Live Longer, Live Better

Will greater longevity lead to lower quality of life due to chronic diseases, frailty, and disability?

James Fries, a researcher at Stanford University, thought that seniors with healthier lifestyles would live longer yet have less cumulative disability than those with less healthy lifestyles.

Beginning in 1984, Fries and his colleagues studied 523 men and women members of a running club in California. Club members with an average age of 58 were age-matched with non-running community members. Data analysis controlled for a host of potential confounding factors. Over an eight-year period, the disability of both the women and the men in the control group diverged significantly from that of the women and men runners. Disability of the runners didn’t increase until age 75 and 79. The mortality for runners was significantly lower than that of the controls. The runners enjoyed an estimated two years of life compared to non-runners. Physical exercise appeared to be a key aspect of prolonging a disability-free life. The idea that healthy living could compress disability and disease into the last few years of life became known as the Compression of Morbidity hypothesis (Fries 1996).

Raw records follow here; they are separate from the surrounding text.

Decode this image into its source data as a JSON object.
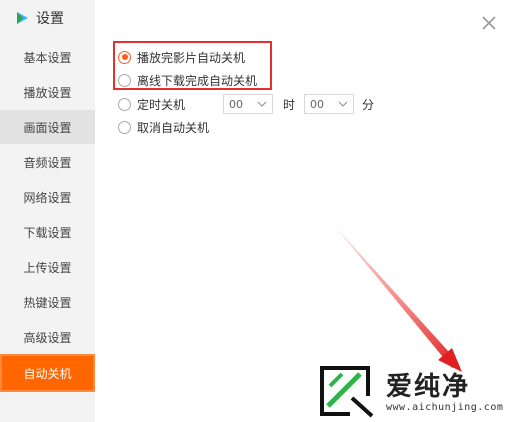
{
  "window": {
    "title": "设置"
  },
  "sidebar": {
    "items": [
      {
        "label": "基本设置"
      },
      {
        "label": "播放设置"
      },
      {
        "label": "画面设置"
      },
      {
        "label": "音频设置"
      },
      {
        "label": "网络设置"
      },
      {
        "label": "下载设置"
      },
      {
        "label": "上传设置"
      },
      {
        "label": "热键设置"
      },
      {
        "label": "高级设置"
      },
      {
        "label": "自动关机"
      }
    ],
    "active": "自动关机"
  },
  "options": {
    "after_play": "播放完影片自动关机",
    "after_download": "离线下载完成自动关机",
    "scheduled": "定时关机",
    "cancel": "取消自动关机",
    "selected": "播放完影片自动关机"
  },
  "schedule": {
    "hour_value": "00",
    "hour_unit": "时",
    "minute_value": "00",
    "minute_unit": "分"
  },
  "watermark": {
    "text": "爱纯净",
    "url": "www.aichunjing.com"
  },
  "colors": {
    "accent": "#ff6600",
    "radio_checked": "#ff5a1f",
    "annotation": "#e53030"
  }
}
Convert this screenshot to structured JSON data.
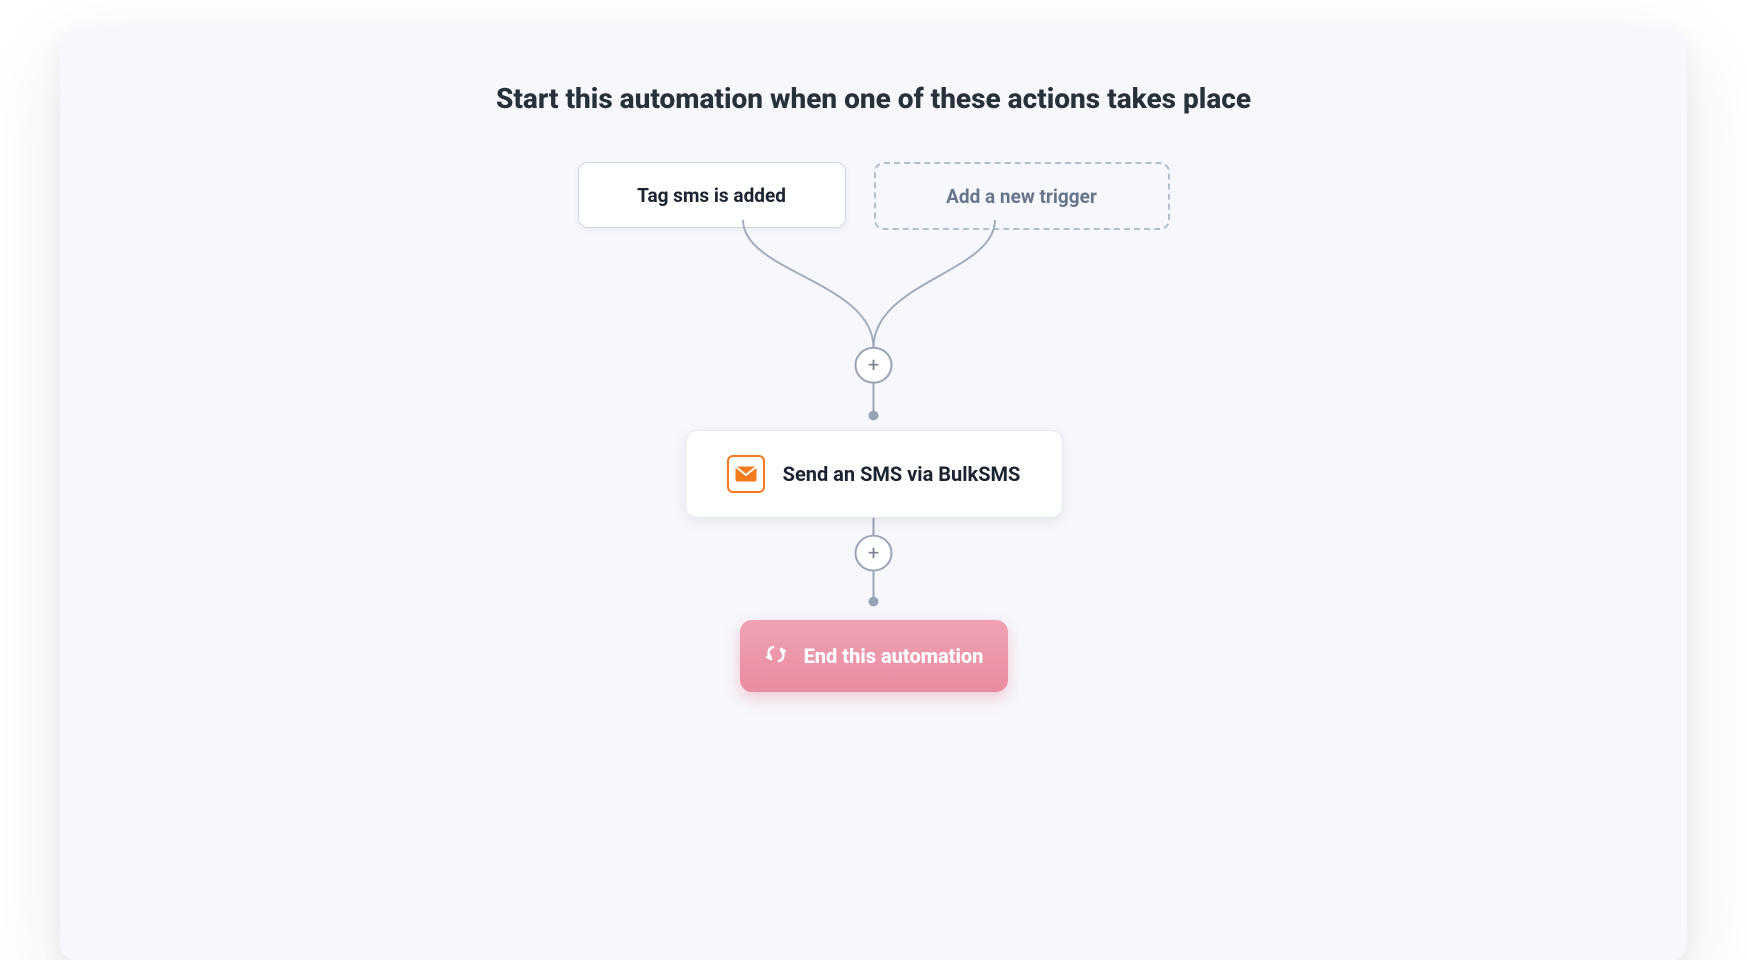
{
  "header": {
    "title": "Start this automation when one of these actions takes place"
  },
  "triggers": {
    "existing": [
      {
        "label": "Tag sms is added"
      }
    ],
    "add_label": "Add a new trigger"
  },
  "plus_buttons": {
    "top": "+",
    "bottom": "+"
  },
  "action": {
    "label": "Send an SMS via BulkSMS",
    "icon": "mail-icon"
  },
  "end": {
    "label": "End this automation"
  },
  "colors": {
    "connector": "#9aa3b6",
    "plus_border": "#9aa3b6",
    "plus_text": "#7a8396",
    "icon_orange": "#f47b1d",
    "end_pink_top": "#efa2b2",
    "end_pink_bottom": "#e98ca1"
  }
}
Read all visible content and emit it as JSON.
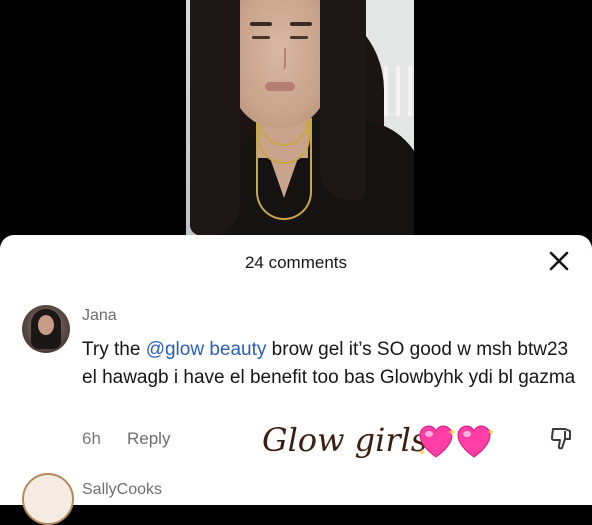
{
  "sheet": {
    "title": "24 comments"
  },
  "comment": {
    "username": "Jana",
    "prefix": "Try the ",
    "mention": "@glow beauty",
    "body": " brow gel it’s SO good w msh btw23 el hawagb i have el benefit too bas Glowbyhk ydi bl gazma",
    "time": "6h",
    "reply_label": "Reply"
  },
  "overlay": {
    "text": "Glow girls",
    "emoji": "sparkling-heart-emoji x2"
  },
  "next_comment": {
    "username": "SallyCooks"
  },
  "colors": {
    "mention": "#2b5db8",
    "sheet_bg": "#ffffff",
    "overlay_text": "#3a1e10",
    "heart": "#ff3ea5"
  }
}
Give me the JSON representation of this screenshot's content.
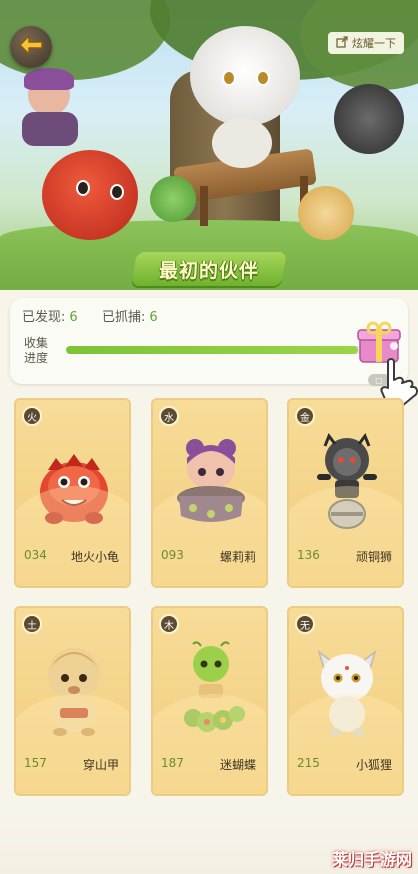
{
  "header": {
    "share_label": "炫耀一下",
    "title": "最初的伙伴"
  },
  "stats": {
    "discovered_label": "已发现:",
    "discovered_value": "6",
    "captured_label": "已抓捕:",
    "captured_value": "6",
    "progress_label": "收集进度",
    "progress_fraction": 0.98
  },
  "cards": [
    {
      "element": "火",
      "number": "034",
      "name": "地火小龟"
    },
    {
      "element": "水",
      "number": "093",
      "name": "螺莉莉"
    },
    {
      "element": "金",
      "number": "136",
      "name": "顽铜狮"
    },
    {
      "element": "土",
      "number": "157",
      "name": "穿山甲"
    },
    {
      "element": "木",
      "number": "187",
      "name": "迷蝴蝶"
    },
    {
      "element": "无",
      "number": "215",
      "name": "小狐狸"
    }
  ],
  "watermark": "莱归手游网",
  "colors": {
    "accent_green": "#7ec236",
    "card_bg": "#f3d488",
    "badge_bg": "#5b4c31"
  },
  "icons": {
    "back": "arrow-left-icon",
    "share": "share-icon",
    "gift": "gift-box-icon",
    "hand": "pointing-hand-icon"
  }
}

Over a decade later, Fries and his colleagues updated the Runners Study. Up to an average age of 80, the differences in disability between the runners and non-runners grew steadily greater. Runners postponed mild (0.1 unit) and moderate (0.2 unit) disability 14 and 16 years, respectively. Compared to non-runners.  At year 25 of the study, runners had 60% of the mortality of non-runners (Fries 2012).

Fries and colleagues also used data from the University of Pennsylvania Alumni Study to test the Compression of Morbidity hypothesis. Alumni (N=1,741) from the classes of 1939 and 1940 were followed beginning when subjects were an average of 43 years old. The researchers identified three risk factors for disability: current smoking, body mass index (25 or higher), and absence of vigorous physical activity. In year 2005 (average age 86), subjects with high risk (three factors) had average disability of 0.63, while the subjects with low risk (0 risk factors) had average disability of 0.32. Subjects with low risk postponed moderate disability (score 0.3 or higher) for an average of 10 years compared to subjects in the high-risk group. Subjects in the low-risk group lived longer than subjects in the high-risk-group.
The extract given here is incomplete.